Если конкретно не указано, для способа, включающего этап смешивания двух или более компонентов, не требуется какого-либо конкретного порядка смешивания. Таким образом, компоненты можно смешивать в любом порядке. В случае если присутствует три компонента, то два компонента можно комбинировать друг с другом, а затем комбинацию можно комбинировать с третьим компонентом и т.д.

В настоящем описании описаны различные варианты осуществления изобретения. Следует понимать, что признаки, описываемые в каждом варианта осуществления, можно комбинировать с другими конкретными признаками с получением дополнительных вариантов осуществления.
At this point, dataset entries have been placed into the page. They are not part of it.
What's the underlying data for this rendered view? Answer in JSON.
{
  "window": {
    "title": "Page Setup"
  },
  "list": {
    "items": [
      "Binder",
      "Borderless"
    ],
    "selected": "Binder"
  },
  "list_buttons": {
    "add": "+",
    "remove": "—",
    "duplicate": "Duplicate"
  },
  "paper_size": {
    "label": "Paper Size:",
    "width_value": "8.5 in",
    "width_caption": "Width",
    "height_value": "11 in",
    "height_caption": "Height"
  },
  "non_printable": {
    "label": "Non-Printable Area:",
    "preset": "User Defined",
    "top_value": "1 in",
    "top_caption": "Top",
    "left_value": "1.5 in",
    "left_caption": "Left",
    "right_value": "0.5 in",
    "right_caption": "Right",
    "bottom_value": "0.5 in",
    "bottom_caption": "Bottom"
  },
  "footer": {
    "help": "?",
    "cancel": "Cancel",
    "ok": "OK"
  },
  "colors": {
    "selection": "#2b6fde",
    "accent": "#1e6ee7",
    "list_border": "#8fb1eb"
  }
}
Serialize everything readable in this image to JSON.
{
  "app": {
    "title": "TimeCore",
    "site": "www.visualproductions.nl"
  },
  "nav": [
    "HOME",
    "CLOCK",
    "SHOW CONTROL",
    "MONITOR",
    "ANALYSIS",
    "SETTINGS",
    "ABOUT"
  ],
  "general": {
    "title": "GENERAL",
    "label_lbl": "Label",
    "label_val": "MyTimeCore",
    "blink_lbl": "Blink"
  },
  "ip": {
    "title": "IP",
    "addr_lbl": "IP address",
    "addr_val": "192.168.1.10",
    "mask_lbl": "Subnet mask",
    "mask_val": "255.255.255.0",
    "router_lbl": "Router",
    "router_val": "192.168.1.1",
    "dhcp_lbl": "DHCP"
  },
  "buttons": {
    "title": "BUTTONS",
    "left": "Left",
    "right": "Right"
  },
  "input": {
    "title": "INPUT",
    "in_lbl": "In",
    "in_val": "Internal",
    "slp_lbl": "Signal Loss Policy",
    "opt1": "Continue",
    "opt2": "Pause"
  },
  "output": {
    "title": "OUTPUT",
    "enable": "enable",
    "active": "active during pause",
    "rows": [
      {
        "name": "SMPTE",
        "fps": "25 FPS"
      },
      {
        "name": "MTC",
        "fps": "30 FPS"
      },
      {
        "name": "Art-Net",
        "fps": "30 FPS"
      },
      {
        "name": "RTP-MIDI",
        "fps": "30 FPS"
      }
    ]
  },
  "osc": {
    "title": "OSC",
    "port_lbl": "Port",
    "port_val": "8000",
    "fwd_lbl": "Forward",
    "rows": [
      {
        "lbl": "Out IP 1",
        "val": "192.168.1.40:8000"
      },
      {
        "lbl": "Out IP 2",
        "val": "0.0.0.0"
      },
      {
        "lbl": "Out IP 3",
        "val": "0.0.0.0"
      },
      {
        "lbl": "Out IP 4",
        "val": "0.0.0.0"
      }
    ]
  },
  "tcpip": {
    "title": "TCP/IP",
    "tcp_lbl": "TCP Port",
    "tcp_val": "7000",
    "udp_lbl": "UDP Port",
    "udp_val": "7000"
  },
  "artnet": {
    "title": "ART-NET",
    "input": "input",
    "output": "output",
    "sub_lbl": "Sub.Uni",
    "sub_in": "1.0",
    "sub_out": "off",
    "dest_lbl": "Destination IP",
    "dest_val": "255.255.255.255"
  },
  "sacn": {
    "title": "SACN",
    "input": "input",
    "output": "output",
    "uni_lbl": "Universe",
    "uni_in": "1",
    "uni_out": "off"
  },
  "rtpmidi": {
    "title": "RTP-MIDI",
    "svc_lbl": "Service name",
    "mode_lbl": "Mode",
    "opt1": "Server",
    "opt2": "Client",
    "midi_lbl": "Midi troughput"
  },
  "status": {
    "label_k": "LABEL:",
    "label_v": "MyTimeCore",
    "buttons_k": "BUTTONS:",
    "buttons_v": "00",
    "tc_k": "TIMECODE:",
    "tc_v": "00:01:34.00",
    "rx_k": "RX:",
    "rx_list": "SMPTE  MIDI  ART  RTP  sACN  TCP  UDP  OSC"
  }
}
В частности, варианты осуществления, освещенные в настоящем описании как являющиеся подходящими, как правило или предпочтительно можно комбинировать друг с другом (за исключением случаев, когда они являются взаимоисключающими).

КРАТКОЕ ОПИСАНИЕ ЧЕРЕТЕЖЕЙ

Фигура 1: распределение по размеру молекул составов, содержащих от 5 до 10% масс./масс. сахарозы.

Фигура 2А: непосредственное сравнение распределения по размеру молекул составов, содержащих от 4 и 7,5% масс./масс. сахарозы.

Фигура 2 В: распределение по размеру молекул составов, содержащих 1, 2, 3, 4 и 7,5% (масс./масс.) сахарозы.

Фигура 2С: распределение по размеру молекул составов, содержащих сахарозу и пролин и 7,5% сахарозы.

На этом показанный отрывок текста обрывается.